In 2008, playwright Jonathan Wei became bothered by how few people knew what active duty soldiers and their families were going through. So he founded The Telling Project, a non-profit that provides veterans and their families the chance to tell their stories of military service. Since then, fifteen productions of The Telling Project have debuted, each one a unique rendition of the trials and triumphs of local veterans. Wei is now working with Texas A&M theater arts professor Michael Greenwald, who is teaching 20 veterans and their families how to perform their stories for a live audience in “Telling Aggieland,” which will be staged in the spring.
“Some of our stories are funny, some are sad and some are us doing whatever we can to make it through that moment in time,” cast member and Army Captain Rebecca Lesemann told John Rangel of The Battalion. “‘Telling Aggieland’ is a wonderful way to share these experiences with the community, providing a small glimpse into the life of a soldier.”
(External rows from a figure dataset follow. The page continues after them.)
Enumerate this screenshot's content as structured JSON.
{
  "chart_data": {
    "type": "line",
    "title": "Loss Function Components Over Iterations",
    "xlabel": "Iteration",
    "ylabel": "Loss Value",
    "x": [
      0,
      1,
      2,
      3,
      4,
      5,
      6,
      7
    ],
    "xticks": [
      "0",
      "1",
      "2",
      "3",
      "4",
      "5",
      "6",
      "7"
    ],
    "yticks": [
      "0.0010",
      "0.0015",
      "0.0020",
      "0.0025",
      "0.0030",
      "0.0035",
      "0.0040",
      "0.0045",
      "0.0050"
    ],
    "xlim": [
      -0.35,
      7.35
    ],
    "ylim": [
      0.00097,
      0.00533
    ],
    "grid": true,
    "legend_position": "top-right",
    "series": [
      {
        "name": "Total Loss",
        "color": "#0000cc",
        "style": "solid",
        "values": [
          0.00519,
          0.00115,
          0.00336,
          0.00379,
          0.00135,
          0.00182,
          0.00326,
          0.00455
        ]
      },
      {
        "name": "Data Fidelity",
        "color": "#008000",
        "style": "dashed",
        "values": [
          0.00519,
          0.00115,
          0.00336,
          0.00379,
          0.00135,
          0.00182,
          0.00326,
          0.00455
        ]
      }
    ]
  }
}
For This Iraq Veteran and Actor, Hollywood’s Hard Knocks Don’t Seem So Tough

When Chris DeVinny served as a Forward Observer in the Army in Iraq in 2006 and 2007, one of his most unpleasant experiences was digging through burning garbage, trying to locate some missing guns. He told Erin Prater of the Fort Collins Gazette, “I remember thinking, ‘No matter what happens, where I’m at in the civilian world, I’ll always be able to look back on this day and remember that nothing sucked as bad as this.”
This perspective has proved useful as DeVinny pursues an acting career in Los Angeles, and endures the disappointments typical of aspiring actors. After his discharge from the army, DeVinny used GI Bill funding to study acting at the American Academy of Dramatic Arts in Los Angeles. Since then DeVinny, now 27, has landed several parts in theater productions, and works as a handyman on the side. What DeVinny thought might be his big break came in September of 2013, when he was cast in a small roll as a Navy master-at-arms in NBC’s drama “Ironside.” Unfortunately the show, starring Blair Underwood as a wheelchair-bound police detective, was canceled before the episode DeVinny appeared in aired, sending him back to auditions. But he’s also writing a play about Iraq War veterans and plans to cast fellow veterans in all the starring roles. There shouldn’t be any complaints, no matter how grueling the rehearsals are.

This Non-Profit Thinks Autistic Kids Should Be Able to Enjoy The Same Things As Other Kids

It can be difficult for families with autistic children to enjoy public outings. Strangers sometimes find their behavior distracting or disruptive. But the Theater Development Fund wanted to help these families enjoy live theater, so the nonprofit organized four Broadway productions a year for people who need a little more understanding and a little less stimulation. In November the organization invited families to a special production of “Spider-Man: Turn Off the Dark,” where ushers handed out squeeze balls to help autistic kids relax. The producers turned the volume down by twenty percent and eliminated strobe lights because autistic people can be sensitive to loud noises and bright lights. In the lobby, experienced volunteers staffed break rooms and quiet areas where theater patrons could take a break whenever the stimulation became too intense in the packed house. The idea of making theater accessible to all people is taking hold off Broadway too—for example, the Lone Tree Arts Center near Denver recently staged a “sensory-friendly” performance of its holiday show. These programs join sensory-friendly movie screenings and restaurant nights in helping families struggling with Autism to enjoy themselves outside their homes.